Guillory, John.  Cultural Capital:

The Problem of Literary Canon Formation.

Chicago: U of Chicago P, 1993.

 

Summary by Sarah K. Wilson

 

Chapter 1: Canonical and Noncanonical: The Current Debate

 

              Recently, schools have expanded the canon and met great conservative criticism as a result.  The expanded canon intended to give “representation” to all groups of people and not just the majority culture (5).  Historically, minorities have been excluded from the curriculum (6).  But, Guillory argues, a pluralist curriculum cannot create a pluralist university or society (8).  It is assumed that works that are not included in a syllabus are intentionally EXcluded; Guillory argues that instead, a syllabus is made through the process of selection (based on several criteria) and not of exclusion (9, 33).  Throughout his book, Guillory does not take a side on the canon debate but rather point out the holes in both sides of the argument.

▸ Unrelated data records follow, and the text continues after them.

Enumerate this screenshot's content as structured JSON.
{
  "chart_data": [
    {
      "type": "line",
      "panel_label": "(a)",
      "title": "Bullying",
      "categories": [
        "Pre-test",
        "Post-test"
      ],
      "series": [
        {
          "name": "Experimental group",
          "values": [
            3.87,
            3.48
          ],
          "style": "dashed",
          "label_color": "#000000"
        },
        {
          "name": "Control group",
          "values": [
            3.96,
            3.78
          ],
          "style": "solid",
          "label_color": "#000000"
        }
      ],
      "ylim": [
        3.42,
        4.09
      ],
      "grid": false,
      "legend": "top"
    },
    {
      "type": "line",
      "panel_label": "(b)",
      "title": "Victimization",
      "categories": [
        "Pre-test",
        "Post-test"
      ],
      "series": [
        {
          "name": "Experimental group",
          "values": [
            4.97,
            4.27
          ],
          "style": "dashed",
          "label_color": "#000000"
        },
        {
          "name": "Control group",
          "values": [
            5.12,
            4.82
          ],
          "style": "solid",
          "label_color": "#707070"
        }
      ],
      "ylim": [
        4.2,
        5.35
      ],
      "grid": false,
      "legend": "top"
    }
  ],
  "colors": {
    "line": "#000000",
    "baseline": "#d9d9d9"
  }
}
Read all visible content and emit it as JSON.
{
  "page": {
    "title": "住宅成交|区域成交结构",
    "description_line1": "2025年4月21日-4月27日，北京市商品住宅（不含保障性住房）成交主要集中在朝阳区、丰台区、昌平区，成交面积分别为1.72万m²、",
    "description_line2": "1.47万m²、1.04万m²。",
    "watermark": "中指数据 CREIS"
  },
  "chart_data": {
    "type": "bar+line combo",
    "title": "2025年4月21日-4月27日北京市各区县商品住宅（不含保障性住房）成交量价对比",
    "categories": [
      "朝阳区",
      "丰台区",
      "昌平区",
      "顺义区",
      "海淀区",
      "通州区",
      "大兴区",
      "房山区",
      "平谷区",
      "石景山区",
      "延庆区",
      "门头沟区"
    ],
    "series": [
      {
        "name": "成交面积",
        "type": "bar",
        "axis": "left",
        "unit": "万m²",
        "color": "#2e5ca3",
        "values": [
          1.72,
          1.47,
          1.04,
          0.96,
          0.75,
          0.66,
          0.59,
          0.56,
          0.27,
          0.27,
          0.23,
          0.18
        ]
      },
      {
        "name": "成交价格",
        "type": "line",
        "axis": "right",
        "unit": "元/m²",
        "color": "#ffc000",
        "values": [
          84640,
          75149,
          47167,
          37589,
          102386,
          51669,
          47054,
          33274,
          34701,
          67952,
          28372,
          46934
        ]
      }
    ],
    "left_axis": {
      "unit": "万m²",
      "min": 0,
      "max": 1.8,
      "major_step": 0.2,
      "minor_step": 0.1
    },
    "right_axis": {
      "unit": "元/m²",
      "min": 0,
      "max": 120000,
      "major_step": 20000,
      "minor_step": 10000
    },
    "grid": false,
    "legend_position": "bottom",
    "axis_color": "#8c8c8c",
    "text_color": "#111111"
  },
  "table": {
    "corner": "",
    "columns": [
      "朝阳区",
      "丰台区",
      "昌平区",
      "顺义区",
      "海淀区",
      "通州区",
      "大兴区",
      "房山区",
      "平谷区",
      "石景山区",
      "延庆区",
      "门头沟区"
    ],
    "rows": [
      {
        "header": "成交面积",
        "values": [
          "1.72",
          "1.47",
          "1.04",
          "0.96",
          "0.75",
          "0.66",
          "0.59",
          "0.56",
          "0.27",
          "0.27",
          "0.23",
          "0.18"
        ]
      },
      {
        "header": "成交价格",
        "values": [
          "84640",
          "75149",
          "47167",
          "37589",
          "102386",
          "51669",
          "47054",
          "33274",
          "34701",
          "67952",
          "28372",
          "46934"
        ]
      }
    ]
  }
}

              There is much more to canonicity than an author’s social identification (15).  For example, it has traditionally been believed that female and minority authors were excluded from the literary canon (and curriculum).  Guillory argues that these seeming exclusions were not so sexist and racist as they may seem.  Rather, they were not  INcluded for viable social and historical reasons.  These social groups had little access to literacy and therefore wrote much less in proportion to white males (15).  Today, women authors have been discovered as a result of research programs and should be studied in schools for their historical value but by doing so, must not necessarily become canonical authors (15-16). 

              Guillory claims that both sides of the canon debate seem to agree on three points that he then rebuts: 1) “canonical texts are the repositories of cultural value”-- but school culture is different from and doesn’t affect national culture (22, 38); 2) “the selection of texts is the selection of values” -- but there are other selection techniques (such as genre, linguistics) which may play a bigger part in selection (23); and 3) “value must be either intrinsic or extrinsic” -- but value is contingent person to person and not able to be judged absolutely by a community (26-27).

              Guillory says of the canon: “Changing the syllabus cannot mean in any historical context overthrowing the canon, because every construction of a syllabus institutes once again the process of canon formation” (31).  But in choosing a syllabus, schools should not seek to read works which represent minorities but that are “important and significant cultural works” no matter of the author (52).  He states: “In the present regime of capital distribution, the school will remain both the agency for the reproduction of unequal social relations and a necessary site for the critique of that system” (55). 

              In terms of literary selection, Guillory states: “Canonicity is not a property of the work itself, but of its transmission, its relation to other works in a collection of works -- the syllabus in its instructional locus, the school” (55).  With the rise of the middle class, vernacular became an accepted form of literary language and where “literature” once meant only writing in a “literary language,” it became more inclusive (69, 75).  This shift meant that people no longer needed to read “literature” to learn the literary, upscale language and literature lost its “linguistic capital” which largely determines its cultural capital (81).

 

 

Chapter 2: Mute Inglorious Miltons: Gray, Wordsworth, and the Vernacular Canon

 

              The fist chapter claimed “that there can be no general theory of canon formation that would predict or account for the canonization of any particular work, without specifying first the unique historical conditions of that work’s production and reception.  Neither the social identity of the author nor the work’s proclaimed or tacit ideological messages definitively explain canonical status” (85).  This chapter looks a the specific example of Gray’s Elegy.  As he shows, “It is rather in the relation between what the poem means and what it formally embodies that we may understand its canonical position” (86).

              Gray’s poem exhibits good composition, good use of genre (and the “right” genre for the time period which valued poetry as literature), and common vernacular (87-93).  Thus, it embodies the formal elements which lent to canonization.  Also, the poem held meaning for the culture -- it is a private and public poem (93).  It reflects the ideals of the bourgeoisie and employs vernacular in a time that it was becoming accepted and longed for in literature by the rising middle class (93).  The vernacular was picked up by Wordsworth who felt it less artificial (126).